If your Hadoop cluster is not Kerberized, the data collector user name for Hadoop is the unix user name that started the data collector. This could be 'sdc' if you are running it as a service or your own user name.
Please determine your data collector user name for Hadoop. For the reminder of this email I'll refer to it as user 'foo'.
In the Hadoop FS destination, if want to impersonate a different Hadoop user than the one running the data collector (user 'foo'), in the 'Hadoop FS' tab, you should set the 'HDFS User' to the desired user. This it is all you have to do in the data collector.
Next, you'll have to configure the HDFS Namenode to allow the data collector user (user 'foo'), to be a proxyuser for other users. You do that by setting the following properties in the hdfs-site.xml of your Namenode:
hadoop.proxyuser.foo.host=*
hadoop.proxyuser.foo.groups=*
Remember, this is assuming your data collector is using the Hadoop user name 'foo'.

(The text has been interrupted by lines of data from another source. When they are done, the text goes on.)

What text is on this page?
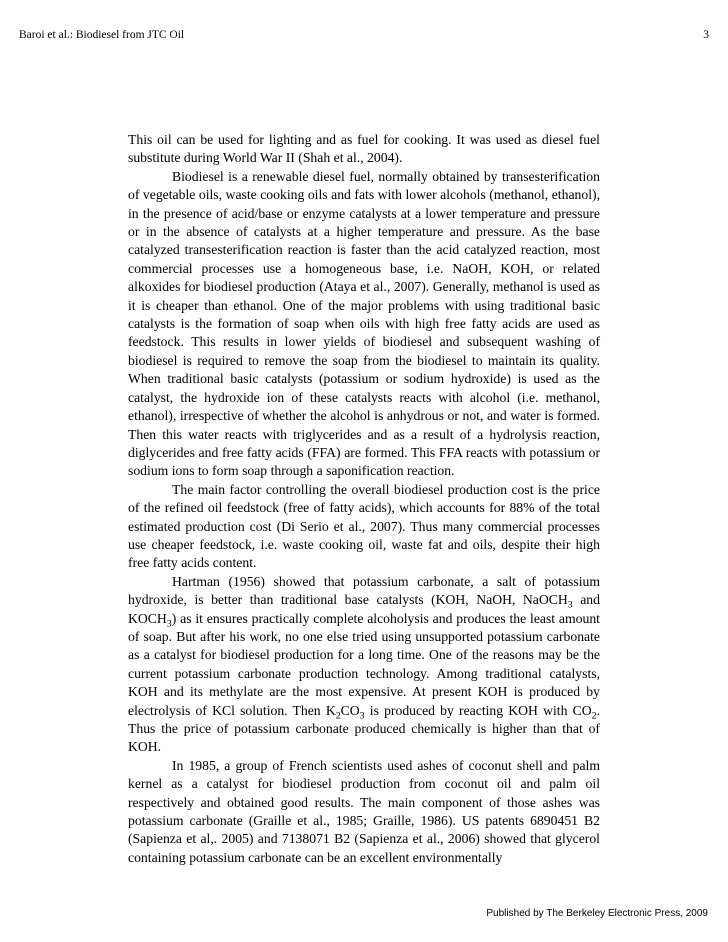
Baroi et al.: Biodiesel from JTC Oil	3

This oil can be used for lighting and as fuel for cooking. It was used as diesel fuel substitute during World War II (Shah et al., 2004).

Biodiesel is a renewable diesel fuel, normally obtained by transesterification of vegetable oils, waste cooking oils and fats with lower alcohols (methanol, ethanol), in the presence of acid/base or enzyme catalysts at a lower temperature and pressure or in the absence of catalysts at a higher temperature and pressure. As the base catalyzed transesterification reaction is faster than the acid catalyzed reaction, most commercial processes use a homogeneous base, i.e. NaOH, KOH, or related alkoxides for biodiesel production (Ataya et al., 2007). Generally, methanol is used as it is cheaper than ethanol. One of the major problems with using traditional basic catalysts is the formation of soap when oils with high free fatty acids are used as feedstock. This results in lower yields of biodiesel and subsequent washing of biodiesel is required to remove the soap from the biodiesel to maintain its quality. When traditional basic catalysts (potassium or sodium hydroxide) is used as the catalyst, the hydroxide ion of these catalysts reacts with alcohol (i.e. methanol, ethanol), irrespective of whether the alcohol is anhydrous or not, and water is formed. Then this water reacts with triglycerides and as a result of a hydrolysis reaction, diglycerides and free fatty acids (FFA) are formed. This FFA reacts with potassium or sodium ions to form soap through a saponification reaction.

The main factor controlling the overall biodiesel production cost is the price of the refined oil feedstock (free of fatty acids), which accounts for 88% of the total estimated production cost (Di Serio et al., 2007). Thus many commercial processes use cheaper feedstock, i.e. waste cooking oil, waste fat and oils, despite their high free fatty acids content.

Hartman (1956) showed that potassium carbonate, a salt of potassium hydroxide, is better than traditional base catalysts (KOH, NaOH, NaOCH$_3$ and $KOCH_3$) as it ensures practically complete alcoholysis and produces the least amount of soap. But after his work, no one else tried using unsupported potassium carbonate as a catalyst for biodiesel production for a long time. One of the reasons may be the current potassium carbonate production technology. Among traditional catalysts, KOH and its methylate are the most expensive. At present KOH is produced by electrolysis of KCl solution. Then $K_2CO_3$ is produced by reacting KOH with $CO_2$. Thus the price of potassium carbonate produced chemically is higher than that of KOH.

In 1985, a group of French scientists used ashes of coconut shell and palm kernel as a catalyst for biodiesel production from coconut oil and palm oil respectively and obtained good results. The main component of those ashes was potassium carbonate (Graille et al., 1985; Graille, 1986). US patents 6890451 B2 (Sapienza et al,. 2005) and 7138071 B2 (Sapienza et al., 2006) showed that glycerol containing potassium carbonate can be an excellent environmentally

Published by The Berkeley Electronic Press, 2009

Once you make those changes, you need to restart the Namenode.
Then you should be all set.
If you are running a production setup make sure you configure the proxyuser properties above in the most restrictive manner possible for your usage (instead of using '*' that means ALL).
NOTE: If you leave the 'Hadoop FS' destination 'Hadoop User' configuration empty, then your pipeline will interact with HDFS as the Hadoop user running the the data collector (user 'foo').
Hope this helps.
Alejandro